Já estava próximo o desfecho da passagem de Dilma Rousseff pela presidência da República, em 2016, quando ela atuou para documentaristas e se concentrou na missão de representar o papel de vítima de um golpe. No Teatro dos Bancários, na Asa Sul de Brasília, militantes do PT e apoiadores de Dilma, então presidente afastada, aguardavam-no em um espaço apertado. A trilha remontava à campanha presidencial de 2014 com o jingle “Coração Valente” pela voz da pequena baiana Giovanna Lima, que gravou a melodia quando tinha sete anos. O tema foi tocado em looping ao lado do evento e interrompido apenas por poucos instantes. Dilma estava em cena – literalmente, não mais para se manter no Planalto mas como intérprete de uma narrativa que ela desejava que se tornasse viral após o impeachment, conforme registro da reportagem da revista Época.

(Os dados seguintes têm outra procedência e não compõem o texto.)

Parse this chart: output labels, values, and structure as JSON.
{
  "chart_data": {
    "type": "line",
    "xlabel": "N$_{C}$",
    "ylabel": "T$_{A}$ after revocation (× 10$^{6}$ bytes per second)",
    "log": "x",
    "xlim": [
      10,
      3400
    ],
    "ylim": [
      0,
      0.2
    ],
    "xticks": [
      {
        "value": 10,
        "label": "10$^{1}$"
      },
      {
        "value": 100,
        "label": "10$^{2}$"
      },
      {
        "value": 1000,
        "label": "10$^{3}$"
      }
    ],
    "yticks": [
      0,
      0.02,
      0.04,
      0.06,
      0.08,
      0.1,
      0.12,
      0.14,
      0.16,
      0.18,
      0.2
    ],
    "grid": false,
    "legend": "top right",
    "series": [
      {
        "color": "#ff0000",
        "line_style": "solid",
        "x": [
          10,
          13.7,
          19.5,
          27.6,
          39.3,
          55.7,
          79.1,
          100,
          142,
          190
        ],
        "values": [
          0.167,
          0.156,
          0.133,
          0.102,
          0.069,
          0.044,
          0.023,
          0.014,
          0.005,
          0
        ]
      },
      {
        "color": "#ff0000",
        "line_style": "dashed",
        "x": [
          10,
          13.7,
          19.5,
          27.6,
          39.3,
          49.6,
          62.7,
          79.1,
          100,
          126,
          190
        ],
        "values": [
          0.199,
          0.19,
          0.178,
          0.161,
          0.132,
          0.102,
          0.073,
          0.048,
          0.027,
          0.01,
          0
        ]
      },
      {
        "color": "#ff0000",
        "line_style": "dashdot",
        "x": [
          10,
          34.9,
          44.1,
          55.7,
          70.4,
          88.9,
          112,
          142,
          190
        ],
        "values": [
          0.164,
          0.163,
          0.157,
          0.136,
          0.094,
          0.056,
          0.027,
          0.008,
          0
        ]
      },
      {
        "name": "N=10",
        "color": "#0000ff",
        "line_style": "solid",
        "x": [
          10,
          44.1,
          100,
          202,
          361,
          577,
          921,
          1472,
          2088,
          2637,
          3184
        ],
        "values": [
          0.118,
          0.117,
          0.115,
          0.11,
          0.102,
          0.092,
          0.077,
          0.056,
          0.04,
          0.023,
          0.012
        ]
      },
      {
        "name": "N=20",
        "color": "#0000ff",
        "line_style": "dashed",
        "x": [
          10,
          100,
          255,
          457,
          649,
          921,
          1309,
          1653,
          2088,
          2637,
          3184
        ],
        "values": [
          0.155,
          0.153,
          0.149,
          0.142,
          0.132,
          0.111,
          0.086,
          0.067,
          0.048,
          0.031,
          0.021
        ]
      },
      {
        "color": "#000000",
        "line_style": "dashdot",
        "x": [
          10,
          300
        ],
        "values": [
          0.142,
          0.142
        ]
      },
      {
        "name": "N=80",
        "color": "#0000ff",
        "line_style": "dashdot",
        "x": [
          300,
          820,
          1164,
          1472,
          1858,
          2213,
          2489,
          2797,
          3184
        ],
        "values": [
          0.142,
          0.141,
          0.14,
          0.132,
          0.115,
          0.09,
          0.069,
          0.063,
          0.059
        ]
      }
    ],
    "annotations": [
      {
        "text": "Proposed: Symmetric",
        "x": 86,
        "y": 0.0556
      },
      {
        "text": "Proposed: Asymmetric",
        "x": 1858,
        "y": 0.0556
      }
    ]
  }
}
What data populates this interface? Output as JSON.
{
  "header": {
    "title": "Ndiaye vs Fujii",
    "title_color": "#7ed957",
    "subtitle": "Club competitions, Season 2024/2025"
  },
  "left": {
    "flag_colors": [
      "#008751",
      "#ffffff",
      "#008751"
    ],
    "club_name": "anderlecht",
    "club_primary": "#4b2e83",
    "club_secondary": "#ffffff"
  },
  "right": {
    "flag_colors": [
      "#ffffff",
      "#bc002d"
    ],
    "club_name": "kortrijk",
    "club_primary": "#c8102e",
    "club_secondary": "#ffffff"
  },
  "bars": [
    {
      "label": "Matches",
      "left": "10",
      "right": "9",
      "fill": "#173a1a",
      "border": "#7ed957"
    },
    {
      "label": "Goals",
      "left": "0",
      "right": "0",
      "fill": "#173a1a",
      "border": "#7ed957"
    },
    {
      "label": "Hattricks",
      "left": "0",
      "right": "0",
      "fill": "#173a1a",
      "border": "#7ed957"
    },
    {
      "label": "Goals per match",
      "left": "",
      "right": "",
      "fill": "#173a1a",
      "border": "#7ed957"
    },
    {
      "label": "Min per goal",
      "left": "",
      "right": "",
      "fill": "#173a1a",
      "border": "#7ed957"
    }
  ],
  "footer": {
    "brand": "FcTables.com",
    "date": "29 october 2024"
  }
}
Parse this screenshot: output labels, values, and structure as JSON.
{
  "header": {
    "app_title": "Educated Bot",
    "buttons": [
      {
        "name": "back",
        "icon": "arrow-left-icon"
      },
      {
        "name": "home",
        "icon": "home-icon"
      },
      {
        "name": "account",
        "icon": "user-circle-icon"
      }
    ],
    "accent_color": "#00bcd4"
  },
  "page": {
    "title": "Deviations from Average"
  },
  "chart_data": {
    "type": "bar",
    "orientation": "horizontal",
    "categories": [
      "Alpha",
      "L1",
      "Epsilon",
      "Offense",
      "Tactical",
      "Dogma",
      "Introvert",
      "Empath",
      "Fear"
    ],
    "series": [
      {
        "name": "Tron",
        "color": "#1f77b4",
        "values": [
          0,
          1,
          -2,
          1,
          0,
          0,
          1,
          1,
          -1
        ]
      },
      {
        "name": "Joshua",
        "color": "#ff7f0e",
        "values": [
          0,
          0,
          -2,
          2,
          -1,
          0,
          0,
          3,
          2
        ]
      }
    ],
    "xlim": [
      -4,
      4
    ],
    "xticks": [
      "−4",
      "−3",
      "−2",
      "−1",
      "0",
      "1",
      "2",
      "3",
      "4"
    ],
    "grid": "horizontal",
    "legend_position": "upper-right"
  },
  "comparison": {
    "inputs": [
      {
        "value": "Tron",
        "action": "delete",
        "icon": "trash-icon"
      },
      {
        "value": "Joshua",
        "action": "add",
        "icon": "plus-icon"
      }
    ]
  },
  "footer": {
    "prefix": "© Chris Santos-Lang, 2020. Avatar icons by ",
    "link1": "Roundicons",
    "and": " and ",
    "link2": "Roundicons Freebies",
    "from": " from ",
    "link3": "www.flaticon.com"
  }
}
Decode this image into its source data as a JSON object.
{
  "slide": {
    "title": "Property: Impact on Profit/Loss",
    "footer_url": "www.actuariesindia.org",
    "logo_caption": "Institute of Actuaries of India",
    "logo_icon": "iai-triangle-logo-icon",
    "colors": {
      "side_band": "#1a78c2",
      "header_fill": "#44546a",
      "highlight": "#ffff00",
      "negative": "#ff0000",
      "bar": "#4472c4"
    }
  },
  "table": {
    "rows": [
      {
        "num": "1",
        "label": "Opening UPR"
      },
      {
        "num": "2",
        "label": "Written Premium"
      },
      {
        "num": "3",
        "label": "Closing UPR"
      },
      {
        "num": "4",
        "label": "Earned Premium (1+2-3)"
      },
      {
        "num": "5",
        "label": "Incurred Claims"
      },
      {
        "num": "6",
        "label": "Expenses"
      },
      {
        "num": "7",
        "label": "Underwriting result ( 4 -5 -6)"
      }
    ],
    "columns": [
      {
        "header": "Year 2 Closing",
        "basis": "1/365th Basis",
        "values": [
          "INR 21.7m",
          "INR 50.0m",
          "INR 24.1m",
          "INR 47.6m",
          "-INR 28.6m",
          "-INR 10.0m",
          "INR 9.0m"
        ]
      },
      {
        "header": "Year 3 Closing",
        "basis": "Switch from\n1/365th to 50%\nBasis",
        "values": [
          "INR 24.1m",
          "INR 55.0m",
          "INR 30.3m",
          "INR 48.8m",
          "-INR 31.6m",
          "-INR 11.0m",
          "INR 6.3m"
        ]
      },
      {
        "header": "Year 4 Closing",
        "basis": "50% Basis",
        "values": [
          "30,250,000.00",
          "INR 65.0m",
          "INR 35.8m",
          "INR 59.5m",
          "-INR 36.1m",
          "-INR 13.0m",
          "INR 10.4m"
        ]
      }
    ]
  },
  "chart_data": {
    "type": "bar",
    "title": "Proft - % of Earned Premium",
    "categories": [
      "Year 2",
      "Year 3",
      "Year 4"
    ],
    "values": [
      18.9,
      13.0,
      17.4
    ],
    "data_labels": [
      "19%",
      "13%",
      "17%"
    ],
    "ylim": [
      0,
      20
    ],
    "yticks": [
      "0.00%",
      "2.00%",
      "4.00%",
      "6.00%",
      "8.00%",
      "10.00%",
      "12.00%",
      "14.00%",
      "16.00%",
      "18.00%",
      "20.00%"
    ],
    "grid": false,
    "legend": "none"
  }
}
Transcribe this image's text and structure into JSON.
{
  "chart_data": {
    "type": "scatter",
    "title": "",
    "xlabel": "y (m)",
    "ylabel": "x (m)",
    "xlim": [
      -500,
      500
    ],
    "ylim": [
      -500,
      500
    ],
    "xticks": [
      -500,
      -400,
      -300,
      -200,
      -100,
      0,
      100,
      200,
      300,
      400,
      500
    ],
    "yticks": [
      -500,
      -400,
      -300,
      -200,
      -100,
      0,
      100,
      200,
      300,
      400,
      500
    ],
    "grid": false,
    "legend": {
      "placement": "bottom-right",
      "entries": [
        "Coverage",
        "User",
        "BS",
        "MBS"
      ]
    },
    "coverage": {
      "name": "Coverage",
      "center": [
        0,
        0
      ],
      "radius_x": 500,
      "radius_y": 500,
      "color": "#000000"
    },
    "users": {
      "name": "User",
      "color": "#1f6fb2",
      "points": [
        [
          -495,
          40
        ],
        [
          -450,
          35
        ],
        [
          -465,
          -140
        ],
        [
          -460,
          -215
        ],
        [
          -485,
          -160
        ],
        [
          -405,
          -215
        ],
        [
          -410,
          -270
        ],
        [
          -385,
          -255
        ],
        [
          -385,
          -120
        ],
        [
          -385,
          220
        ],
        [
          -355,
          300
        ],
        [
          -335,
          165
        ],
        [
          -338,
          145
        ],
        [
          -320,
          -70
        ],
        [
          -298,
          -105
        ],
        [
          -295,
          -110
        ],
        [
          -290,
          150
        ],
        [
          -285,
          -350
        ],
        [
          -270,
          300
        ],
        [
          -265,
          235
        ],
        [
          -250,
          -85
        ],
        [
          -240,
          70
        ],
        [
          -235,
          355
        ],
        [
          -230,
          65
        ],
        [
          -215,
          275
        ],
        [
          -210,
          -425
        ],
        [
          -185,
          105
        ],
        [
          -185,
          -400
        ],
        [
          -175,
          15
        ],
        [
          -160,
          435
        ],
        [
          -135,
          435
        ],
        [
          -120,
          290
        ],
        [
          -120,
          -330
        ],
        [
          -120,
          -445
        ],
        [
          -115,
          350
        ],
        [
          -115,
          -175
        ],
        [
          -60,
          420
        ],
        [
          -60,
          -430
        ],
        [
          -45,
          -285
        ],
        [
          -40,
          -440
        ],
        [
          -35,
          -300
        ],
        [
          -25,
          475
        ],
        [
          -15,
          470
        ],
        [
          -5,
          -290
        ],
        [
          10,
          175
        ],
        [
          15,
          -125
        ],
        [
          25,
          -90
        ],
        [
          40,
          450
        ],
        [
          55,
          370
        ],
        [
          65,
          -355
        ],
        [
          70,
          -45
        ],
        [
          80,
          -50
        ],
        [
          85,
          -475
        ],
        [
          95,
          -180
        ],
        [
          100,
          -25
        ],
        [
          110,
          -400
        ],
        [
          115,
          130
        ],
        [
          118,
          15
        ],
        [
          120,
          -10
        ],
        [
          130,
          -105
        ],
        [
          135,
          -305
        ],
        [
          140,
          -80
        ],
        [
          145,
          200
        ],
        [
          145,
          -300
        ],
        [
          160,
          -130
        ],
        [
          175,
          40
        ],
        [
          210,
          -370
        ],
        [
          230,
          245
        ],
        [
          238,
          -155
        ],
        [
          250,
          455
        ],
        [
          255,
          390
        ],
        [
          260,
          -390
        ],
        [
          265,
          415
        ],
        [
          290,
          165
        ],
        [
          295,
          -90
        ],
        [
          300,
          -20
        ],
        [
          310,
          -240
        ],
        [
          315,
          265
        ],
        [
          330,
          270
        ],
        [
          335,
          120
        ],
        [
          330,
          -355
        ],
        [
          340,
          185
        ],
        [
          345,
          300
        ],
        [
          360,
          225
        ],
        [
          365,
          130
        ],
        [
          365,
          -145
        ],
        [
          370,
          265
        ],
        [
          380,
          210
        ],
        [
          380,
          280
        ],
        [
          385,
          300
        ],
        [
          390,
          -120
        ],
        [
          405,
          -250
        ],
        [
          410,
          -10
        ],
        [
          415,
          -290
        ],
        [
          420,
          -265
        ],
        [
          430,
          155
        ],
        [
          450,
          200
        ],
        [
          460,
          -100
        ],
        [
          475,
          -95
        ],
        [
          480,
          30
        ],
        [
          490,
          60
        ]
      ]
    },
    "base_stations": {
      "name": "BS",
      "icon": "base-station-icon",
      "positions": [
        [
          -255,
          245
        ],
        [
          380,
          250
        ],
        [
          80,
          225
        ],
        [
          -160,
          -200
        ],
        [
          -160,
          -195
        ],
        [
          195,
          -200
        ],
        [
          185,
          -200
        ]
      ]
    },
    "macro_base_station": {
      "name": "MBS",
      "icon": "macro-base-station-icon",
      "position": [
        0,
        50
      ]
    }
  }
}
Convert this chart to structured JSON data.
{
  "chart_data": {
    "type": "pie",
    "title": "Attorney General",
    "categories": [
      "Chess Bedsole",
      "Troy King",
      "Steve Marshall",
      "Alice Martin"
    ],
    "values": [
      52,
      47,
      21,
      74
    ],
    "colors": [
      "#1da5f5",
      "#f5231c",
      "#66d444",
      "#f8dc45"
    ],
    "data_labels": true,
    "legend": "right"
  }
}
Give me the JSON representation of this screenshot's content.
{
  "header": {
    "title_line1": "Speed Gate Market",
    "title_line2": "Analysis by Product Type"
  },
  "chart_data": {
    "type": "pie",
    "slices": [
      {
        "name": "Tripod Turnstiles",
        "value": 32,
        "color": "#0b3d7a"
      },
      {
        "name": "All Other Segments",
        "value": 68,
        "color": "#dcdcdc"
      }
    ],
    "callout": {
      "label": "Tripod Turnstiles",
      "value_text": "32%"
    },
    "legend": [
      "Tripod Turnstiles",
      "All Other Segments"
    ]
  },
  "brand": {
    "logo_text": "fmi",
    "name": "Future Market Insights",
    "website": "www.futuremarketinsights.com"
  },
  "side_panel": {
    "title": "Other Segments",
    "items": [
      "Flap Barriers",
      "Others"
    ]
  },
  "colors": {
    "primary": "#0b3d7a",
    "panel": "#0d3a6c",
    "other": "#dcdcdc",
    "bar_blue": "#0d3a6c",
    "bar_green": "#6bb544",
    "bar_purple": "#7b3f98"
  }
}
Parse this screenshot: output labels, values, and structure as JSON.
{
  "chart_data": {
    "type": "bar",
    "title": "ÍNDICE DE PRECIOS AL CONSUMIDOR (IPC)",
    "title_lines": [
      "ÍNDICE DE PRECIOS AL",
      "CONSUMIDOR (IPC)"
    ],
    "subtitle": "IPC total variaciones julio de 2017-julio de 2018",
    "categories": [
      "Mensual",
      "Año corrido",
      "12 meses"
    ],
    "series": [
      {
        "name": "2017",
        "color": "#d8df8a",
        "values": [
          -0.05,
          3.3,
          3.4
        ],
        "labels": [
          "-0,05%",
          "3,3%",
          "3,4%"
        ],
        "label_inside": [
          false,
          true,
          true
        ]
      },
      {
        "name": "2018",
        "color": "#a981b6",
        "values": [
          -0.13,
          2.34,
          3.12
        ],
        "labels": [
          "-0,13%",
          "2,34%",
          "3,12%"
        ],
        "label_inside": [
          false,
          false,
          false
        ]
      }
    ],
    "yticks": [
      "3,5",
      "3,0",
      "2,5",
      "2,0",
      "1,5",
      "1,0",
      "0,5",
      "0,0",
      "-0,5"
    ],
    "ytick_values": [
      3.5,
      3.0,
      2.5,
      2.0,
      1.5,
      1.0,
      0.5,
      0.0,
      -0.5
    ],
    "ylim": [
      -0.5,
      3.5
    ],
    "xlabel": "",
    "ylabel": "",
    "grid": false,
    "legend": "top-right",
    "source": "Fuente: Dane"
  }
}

Ali, no ambiente fechado, controlado com decoração avermelhada, aconteceria um comício cenográfico, artificial, no qual Dilma buscava com seus olhares as câmeras, não a plateia. A presidente da República deixara de existir e surgia a atriz protagonista de um documentário sobre o golpe. A repórter Talita Fernandes, de Época, revela que Dilma autorizara dois meses antes que documentaristas filmassem seu cotidiano no Palácio da Alvorada, onde cumpria seu retiro desde abril e em comícios de equipe. A intenção que movia Dilma era a de que sua história fosse contada. Ela mantinha desconfiança extrema em relação à imprensa. Foi assim que quatro equipes de Anna Muylaert e Lô Politi, ex-colega do marqueteiro petista preso João Santana, na última campanha de Dilma, Petra Costa, Maria Augusta Ramos e Douglas Duarte filmaram seu cotidiano. Dilma exigiu que as equipes estivessem no Senado para onde planejou o ato clímax da sua narrativa – a defesa que fez pessoalmente do seu mandato.
Ela não escondeu que queria entrar para a história como a primeira mulher eleita presidente do Brasil e como vítima de um golpe. Não quis parecer Fernando Collor, que renunciou às vésperas do seu impeachment em 92 e terminou isolado, com fama de explosivo e de alguém que desistiu de lutar. Dilma já demonstrava, então, extrema dificuldade para reconhecer publicamente seus erros, como a aversão à política, o jeito durão, a obsessão centralizadora e a inexperiência política que impossibilitou o diálogo com o Congresso Nacional e o PT. Preferiu atribuir o fim do seu governo única e exclusivamente a um golpe parlamentar, orquestrado por traidores e apoiado pela elite conservadora do país e por segmentos da mídia. Nunca mencionou que os deputados e senadores que a julgavam foram eleitos democraticamente, sendo representantes da população tanto quanto ela. Dilma subiu ao palco vestida com uma calça preta e uma blusa vermelha rajada de negro. No início do discurso que duraria 37 minutos, enfatizou, dirigindo-se aos presentes: “Eu acredito que vocês são o que de melhor aconteceu para mim e para o país nestes tempos tão sombrios”. Um ano depois do impeachment, Dilma é uma incógnita.